La playa de la Barceloneta representa el corazón histórico del frente marítimo barcelonés. Esta extensión de arena fina de 1,1 kilómetros ofrece todas las comodidades modernas: duchas, alquiler de sombrillas y tumbonas, así como multitud de chiringuitos que sirven especialidades marinas. Su proximidad al centro de la ciudad la convierte en una elección privilegiada para las estancias urbanas.
Más al norte, la playa de Nova Icària seduce por su ambiente más familiar y sus aguas particularmente limpias. Galardonada con la Bandera Azul, dispone de equipamientos deportivos modernos y zonas de juegos para niños. Su posicionamiento frente al Port Olympique garantiza un marco arquitectónico notable.
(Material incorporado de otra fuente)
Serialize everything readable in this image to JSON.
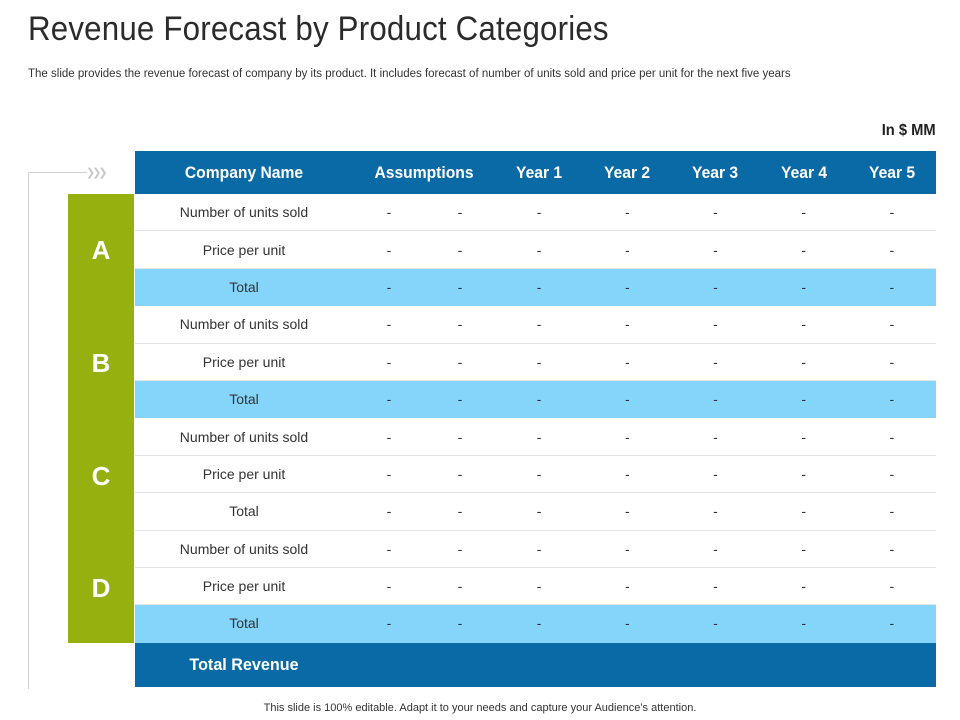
{
  "title": "Revenue Forecast by Product Categories",
  "subtitle": "The slide provides  the revenue  forecast of company by its product.  It includes forecast of number of units sold and price  per unit for the next five  years",
  "unit_label": "In $ MM",
  "table": {
    "headers": [
      "Company Name",
      "Assumptions",
      "Year 1",
      "Year 2",
      "Year 3",
      "Year 4",
      "Year 5"
    ],
    "groups": [
      {
        "label": "A",
        "rows": [
          {
            "name": "Number of units sold",
            "values": [
              "-",
              "-",
              "-",
              "-",
              "-",
              "-",
              "-"
            ]
          },
          {
            "name": "Price per unit",
            "values": [
              "-",
              "-",
              "-",
              "-",
              "-",
              "-",
              "-"
            ]
          },
          {
            "name": "Total",
            "values": [
              "-",
              "-",
              "-",
              "-",
              "-",
              "-",
              "-"
            ]
          }
        ]
      },
      {
        "label": "B",
        "rows": [
          {
            "name": "Number of units sold",
            "values": [
              "-",
              "-",
              "-",
              "-",
              "-",
              "-",
              "-"
            ]
          },
          {
            "name": "Price per unit",
            "values": [
              "-",
              "-",
              "-",
              "-",
              "-",
              "-",
              "-"
            ]
          },
          {
            "name": "Total",
            "values": [
              "-",
              "-",
              "-",
              "-",
              "-",
              "-",
              "-"
            ]
          }
        ]
      },
      {
        "label": "C",
        "rows": [
          {
            "name": "Number of units sold",
            "values": [
              "-",
              "-",
              "-",
              "-",
              "-",
              "-",
              "-"
            ]
          },
          {
            "name": "Price per unit",
            "values": [
              "-",
              "-",
              "-",
              "-",
              "-",
              "-",
              "-"
            ]
          },
          {
            "name": "Total",
            "values": [
              "-",
              "-",
              "-",
              "-",
              "-",
              "-",
              "-"
            ]
          }
        ]
      },
      {
        "label": "D",
        "rows": [
          {
            "name": "Number of units sold",
            "values": [
              "-",
              "-",
              "-",
              "-",
              "-",
              "-",
              "-"
            ]
          },
          {
            "name": "Price per unit",
            "values": [
              "-",
              "-",
              "-",
              "-",
              "-",
              "-",
              "-"
            ]
          },
          {
            "name": "Total",
            "values": [
              "-",
              "-",
              "-",
              "-",
              "-",
              "-",
              "-"
            ]
          }
        ]
      }
    ],
    "footer_label": "Total Revenue"
  },
  "footnote": "This slide is 100% editable. Adapt it to your needs and capture your Audience’s attention.",
  "colors": {
    "header_blue": "#0a6aa6",
    "highlight_light_blue": "#85d5fb",
    "group_green": "#95b00f"
  }
}
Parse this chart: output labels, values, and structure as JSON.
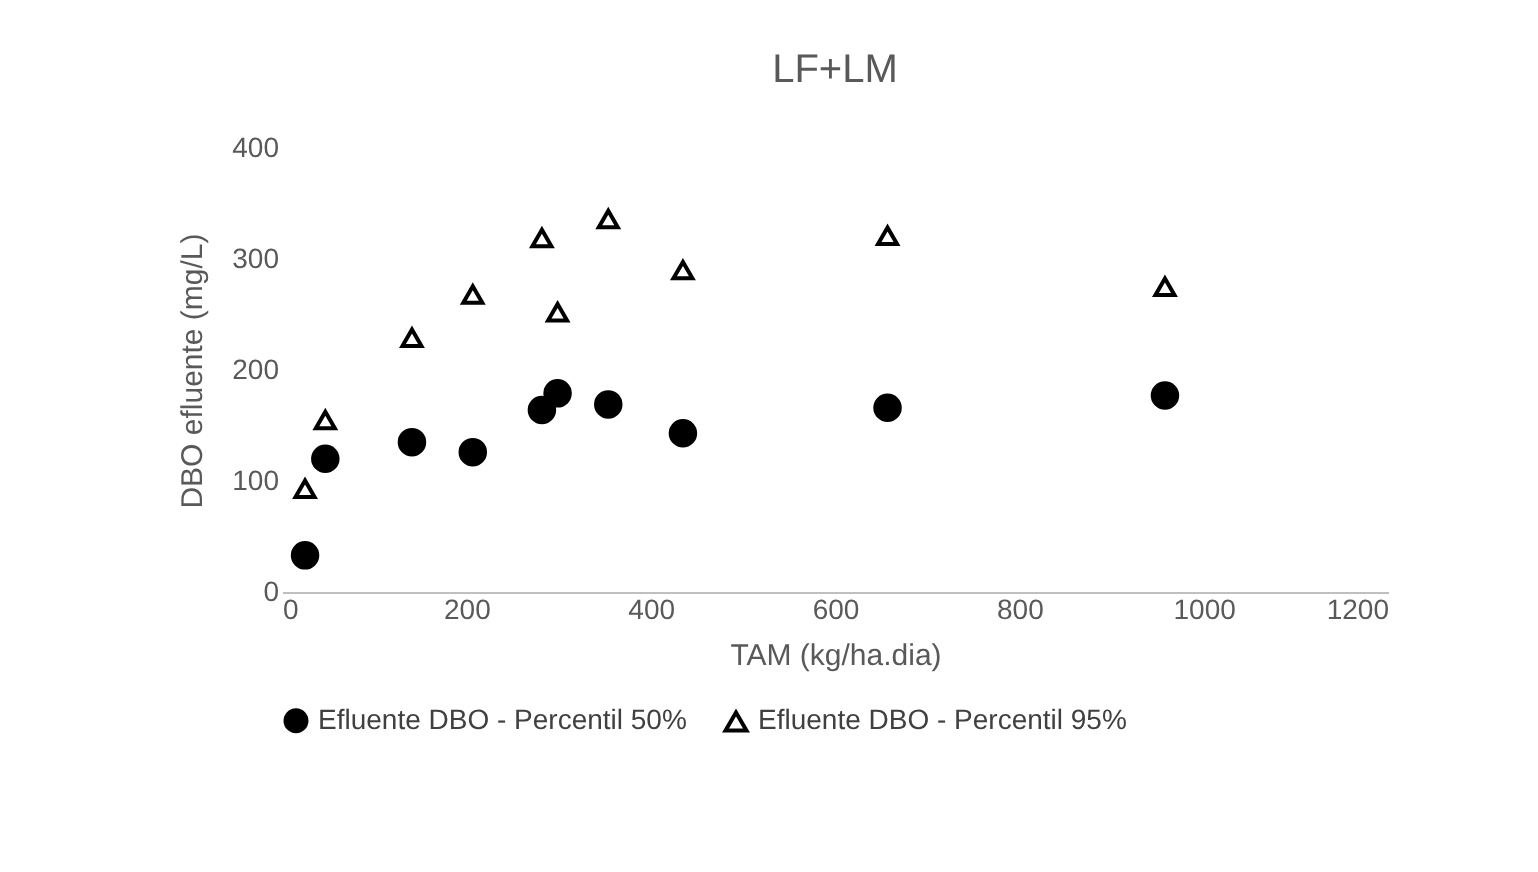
{
  "chart_data": {
    "type": "scatter",
    "title": "LF+LM",
    "xlabel": "TAM (kg/ha.dia)",
    "ylabel": "DBO efluente (mg/L)",
    "x": [
      25,
      47,
      141,
      207,
      282,
      299,
      354,
      435,
      657,
      958
    ],
    "series": [
      {
        "name": "Efluente DBO - Percentil 50%",
        "color": "#000000",
        "marker": "circle",
        "values": [
          33,
          120,
          135,
          126,
          164,
          179,
          169,
          143,
          166,
          177
        ]
      },
      {
        "name": "Efluente DBO - Percentil 95%",
        "color": "#000000",
        "marker": "triangle",
        "values": [
          93,
          155,
          229,
          268,
          319,
          252,
          336,
          290,
          321,
          275
        ]
      }
    ],
    "xlim": [
      0,
      1200
    ],
    "xticks": [
      0,
      200,
      400,
      600,
      800,
      1000,
      1200
    ],
    "ylim": [
      0,
      400
    ],
    "yticks": [
      0,
      100,
      200,
      300,
      400
    ],
    "legend": "bottom"
  }
}
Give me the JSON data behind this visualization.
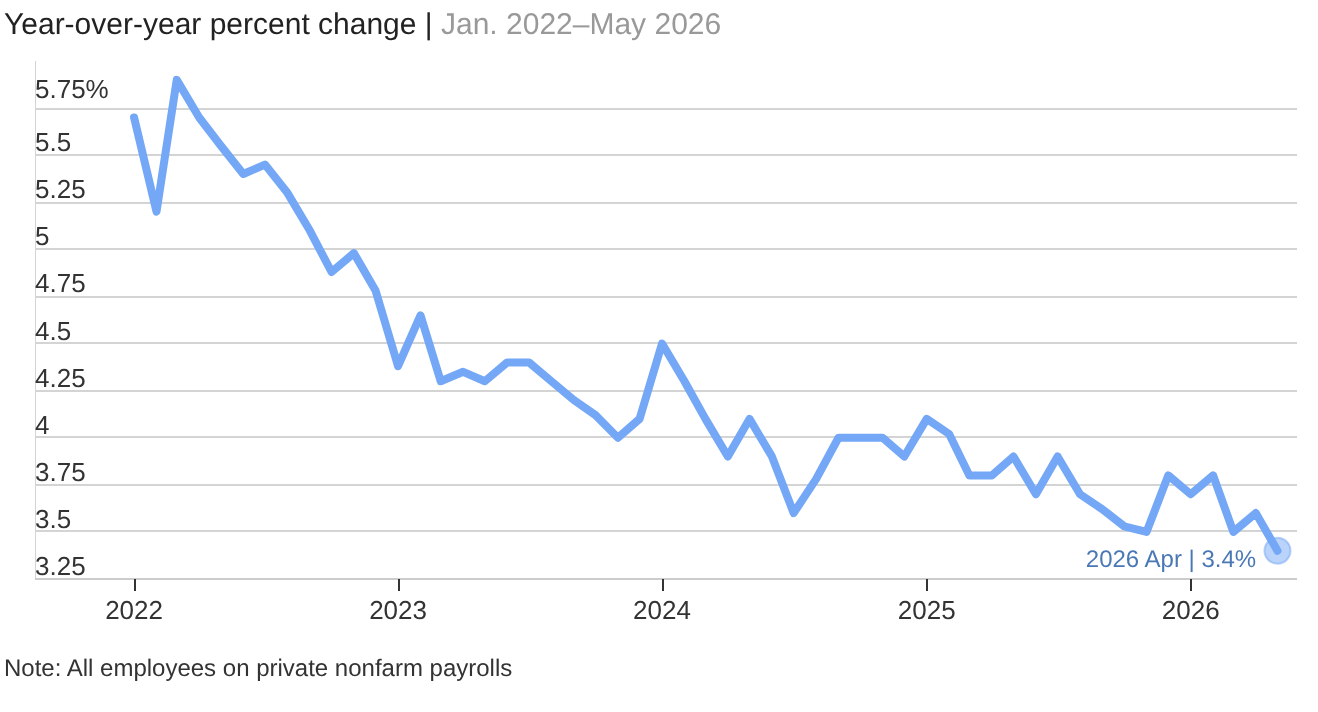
{
  "chart_data": {
    "type": "line",
    "title": "Year-over-year percent change |",
    "subtitle": "Jan. 2022–May 2026",
    "x": [
      "2022-01",
      "2022-02",
      "2022-03",
      "2022-04",
      "2022-05",
      "2022-06",
      "2022-07",
      "2022-08",
      "2022-09",
      "2022-10",
      "2022-11",
      "2022-12",
      "2023-01",
      "2023-02",
      "2023-03",
      "2023-04",
      "2023-05",
      "2023-06",
      "2023-07",
      "2023-08",
      "2023-09",
      "2023-10",
      "2023-11",
      "2023-12",
      "2024-01",
      "2024-02",
      "2024-03",
      "2024-04",
      "2024-05",
      "2024-06",
      "2024-07",
      "2024-08",
      "2024-09",
      "2024-10",
      "2024-11",
      "2024-12",
      "2025-01",
      "2025-02",
      "2025-03",
      "2025-04",
      "2025-05",
      "2025-06",
      "2025-07",
      "2025-08",
      "2025-09",
      "2025-10",
      "2025-11",
      "2025-12",
      "2026-01",
      "2026-02",
      "2026-03",
      "2026-04",
      "2026-05"
    ],
    "series": [
      {
        "color": "#74a7f5",
        "values": [
          5.7,
          5.2,
          5.9,
          5.7,
          5.55,
          5.4,
          5.45,
          5.3,
          5.1,
          4.88,
          4.98,
          4.78,
          4.38,
          4.65,
          4.3,
          4.35,
          4.3,
          4.4,
          4.4,
          4.3,
          4.2,
          4.12,
          4.0,
          4.1,
          4.5,
          4.3,
          4.1,
          3.9,
          4.1,
          3.9,
          3.6,
          3.78,
          4.0,
          4.0,
          4.0,
          3.9,
          4.1,
          4.02,
          3.8,
          3.8,
          3.9,
          3.7,
          3.9,
          3.7,
          3.62,
          3.53,
          3.5,
          3.8,
          3.7,
          3.8,
          3.5,
          3.6,
          3.4
        ]
      }
    ],
    "xlim": [
      "2021-08-17",
      "2026-05-28"
    ],
    "xticks": [
      {
        "value": "2022-01",
        "label": "2022"
      },
      {
        "value": "2023-01",
        "label": "2023"
      },
      {
        "value": "2024-01",
        "label": "2024"
      },
      {
        "value": "2025-01",
        "label": "2025"
      },
      {
        "value": "2026-01",
        "label": "2026"
      }
    ],
    "ylim": [
      3.25,
      6.0
    ],
    "yticks": [
      3.25,
      3.5,
      3.75,
      4,
      4.25,
      4.5,
      4.75,
      5,
      5.25,
      5.5,
      {
        "value": 5.75,
        "label": "5.75%"
      }
    ],
    "grid": "y",
    "line_style": "solid",
    "annotations": [
      {
        "text": "2026 Apr | 3.4%",
        "x": "2026-05",
        "y": 3.4
      },
      "Note: All employees on private nonfarm payrolls"
    ]
  }
}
La playa de Bogatell atrae a una clientela más joven y deportiva. Sus instalaciones de vóley playa y sus espacios dedicados a los deportes náuticos la convierten en un lugar dinámico. La calidad de sus servicios y la limpieza de sus instalaciones le valen también la certificación Bandera Azul.
Playas más reservadas
Para una experiencia más exclusiva, la playa de Mar Bella ofrece un marco más salvaje conservando los servicios esenciales. Su sección naturista y su ambiente desenfadado atraen a una clientela internacional que busca autenticidad y tranquilidad.